Scheduling policies: admission is usually FCFS with preemption; allocation per decode step is all-or-nothing (a sequence runs only if all its blocks fit); victim selection commonly preempts the newest or lowest-priority sequence (LIFO-ish) to avoid cascading preemptions. This pairs directly with continuous batching (iteration-level scheduling, à la Orca): the batch is re-formed every decode iteration — finished sequences free their blocks and new ones are admitted token-by-token — which is precisely why paging and continuous batching are co-designed.

Shrinking the cache

Paging packs the cache efficiently; these techniques make the cache smaller in the first place, attacking the per-token term of the formula or bounding seq_len itself.

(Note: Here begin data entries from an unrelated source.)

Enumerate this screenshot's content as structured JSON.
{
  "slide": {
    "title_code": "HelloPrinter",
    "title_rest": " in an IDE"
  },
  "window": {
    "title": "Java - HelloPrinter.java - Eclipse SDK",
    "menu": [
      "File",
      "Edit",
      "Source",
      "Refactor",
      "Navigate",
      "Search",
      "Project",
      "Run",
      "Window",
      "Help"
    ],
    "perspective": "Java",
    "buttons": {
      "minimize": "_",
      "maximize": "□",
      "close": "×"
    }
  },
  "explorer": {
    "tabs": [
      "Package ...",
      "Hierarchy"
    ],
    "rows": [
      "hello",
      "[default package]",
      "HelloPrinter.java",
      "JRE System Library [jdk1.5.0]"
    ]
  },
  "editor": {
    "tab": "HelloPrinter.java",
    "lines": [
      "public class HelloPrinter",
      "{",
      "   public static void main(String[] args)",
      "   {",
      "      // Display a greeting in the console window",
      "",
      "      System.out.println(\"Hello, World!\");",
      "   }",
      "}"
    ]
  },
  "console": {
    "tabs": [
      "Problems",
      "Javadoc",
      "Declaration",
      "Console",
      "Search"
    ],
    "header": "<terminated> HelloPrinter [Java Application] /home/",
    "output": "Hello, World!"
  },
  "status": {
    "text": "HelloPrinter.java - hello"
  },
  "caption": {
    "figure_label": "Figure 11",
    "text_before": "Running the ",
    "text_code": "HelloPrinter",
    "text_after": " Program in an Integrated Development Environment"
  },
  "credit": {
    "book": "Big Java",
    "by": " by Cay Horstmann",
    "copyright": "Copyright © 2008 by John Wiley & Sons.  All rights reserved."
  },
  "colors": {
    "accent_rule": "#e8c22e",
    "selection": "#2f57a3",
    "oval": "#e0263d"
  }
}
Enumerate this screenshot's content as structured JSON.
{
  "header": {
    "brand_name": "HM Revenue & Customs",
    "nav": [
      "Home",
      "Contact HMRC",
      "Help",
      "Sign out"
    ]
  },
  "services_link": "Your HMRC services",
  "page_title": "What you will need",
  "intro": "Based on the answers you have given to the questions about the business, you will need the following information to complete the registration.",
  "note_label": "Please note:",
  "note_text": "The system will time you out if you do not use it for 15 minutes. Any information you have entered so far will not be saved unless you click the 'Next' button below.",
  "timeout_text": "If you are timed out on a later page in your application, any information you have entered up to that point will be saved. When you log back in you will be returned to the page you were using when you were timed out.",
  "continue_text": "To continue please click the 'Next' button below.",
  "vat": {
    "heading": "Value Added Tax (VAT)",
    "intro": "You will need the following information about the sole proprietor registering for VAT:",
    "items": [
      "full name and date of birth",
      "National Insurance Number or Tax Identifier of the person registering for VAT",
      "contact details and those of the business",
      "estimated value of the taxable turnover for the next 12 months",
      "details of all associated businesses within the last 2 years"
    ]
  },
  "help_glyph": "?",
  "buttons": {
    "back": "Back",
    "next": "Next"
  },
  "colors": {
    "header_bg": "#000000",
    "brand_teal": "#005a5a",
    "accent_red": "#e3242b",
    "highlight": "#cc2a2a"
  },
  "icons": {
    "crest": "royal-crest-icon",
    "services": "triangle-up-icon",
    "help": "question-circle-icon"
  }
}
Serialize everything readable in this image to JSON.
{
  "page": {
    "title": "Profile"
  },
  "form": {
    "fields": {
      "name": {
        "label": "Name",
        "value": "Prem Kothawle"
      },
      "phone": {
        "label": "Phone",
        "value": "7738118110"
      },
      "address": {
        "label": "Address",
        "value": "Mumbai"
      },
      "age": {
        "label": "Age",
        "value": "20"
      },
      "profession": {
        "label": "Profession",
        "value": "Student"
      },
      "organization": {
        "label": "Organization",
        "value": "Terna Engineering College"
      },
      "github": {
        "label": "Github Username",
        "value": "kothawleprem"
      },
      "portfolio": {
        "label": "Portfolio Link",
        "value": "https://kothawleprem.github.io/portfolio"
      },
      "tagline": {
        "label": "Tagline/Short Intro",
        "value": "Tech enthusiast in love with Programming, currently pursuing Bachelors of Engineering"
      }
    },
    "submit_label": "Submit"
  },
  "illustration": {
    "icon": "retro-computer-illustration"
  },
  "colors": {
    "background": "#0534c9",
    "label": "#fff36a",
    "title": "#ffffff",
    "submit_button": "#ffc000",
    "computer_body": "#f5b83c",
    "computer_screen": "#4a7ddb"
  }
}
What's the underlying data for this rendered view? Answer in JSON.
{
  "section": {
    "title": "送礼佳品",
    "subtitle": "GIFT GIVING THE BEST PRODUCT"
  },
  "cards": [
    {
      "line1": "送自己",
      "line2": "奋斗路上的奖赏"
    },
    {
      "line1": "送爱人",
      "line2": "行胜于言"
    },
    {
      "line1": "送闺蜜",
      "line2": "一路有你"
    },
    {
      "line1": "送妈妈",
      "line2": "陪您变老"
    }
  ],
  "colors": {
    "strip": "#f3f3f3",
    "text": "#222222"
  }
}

Technique Mechanism KV reduction Trade-off
MQA (multi-query) All query heads share a single K/V head ÷ num_heads (e.g. 64×) Largest quality hit
GQA (grouped-query) KV heads grouped (e.g. 8 groups) ÷ (num_heads / groups), e.g. 8× Small quality hit; the modern default
Quantized KV Store K/V as INT8/FP8 (or INT4) with scales 2–4× Accuracy loss; keys are sensitive
Sliding window Attend only to the last W tokens (rolling buffer) Bounds KV to W (constant) Loses far context; pair with attention sinks
Prefix caching Reuse prefill KV for shared prefixes across requests Saves recompute + memory Hashing/eviction; positions must match
MLA (latent attention) Compress K/V into a low-rank latent (DeepSeek) Large Architecture change, trained-in

These compose. A typical long-context server runs GQA weights with an FP8 KV cache under PagedAttention, plus prefix caching for shared system prompts; streaming chat workloads may add a sliding window with attention sinks (keep the first few "sink" tokens plus a recent window) so the cache stays bounded over very long sessions.

Bottlenecks & scaling

Bottleneck Why it bites Mitigation
HBM capacity Weights + KV share ~80 GB/GPU; KV grows with load Quantize weights + KV; tensor/pipeline parallelism; paging; offload
Fragmentation Contiguous max-length reservation wastes 60–80% PagedAttention fixed blocks (waste under 4%)
Long-context blow-up KV is linear in length; 128K ≈ 40 GB/seq (GQA) GQA/MQA, sliding window + sinks, quantized KV, MLA
Swap bandwidth PCIe ≈ tens of GB/s gates swap-out/in Prefer recompute; NVLink; overlap copy with compute; keep hot blocks resident
Concurrency ceiling At long context, serving is memory-bound, not FLOP-bound Maximize batch via paging + sharing + continuous batching
Kernel gather cost Reading non-contiguous blocks adds indirection Tuned PagedAttention kernels; block-size tuning (e.g. 16)

Summary

The KV cache is the memory that makes autoregressive decoding cheap, and managing it is what makes LLM serving economical. Treat HBM like an operating system would: page the cache into fixed blocks with a per-sequence block table to erase fragmentation; share common prefixes by reference with copy-on-write; preempt under pressure with recompute-or-swap and continuous batching; and shrink the cache up front with GQA/MQA, quantization, sliding windows, and prefix reuse. Do all four and a fixed GPU budget serves many times the concurrent sequences — the difference between a model that is too expensive to deploy and one that is not.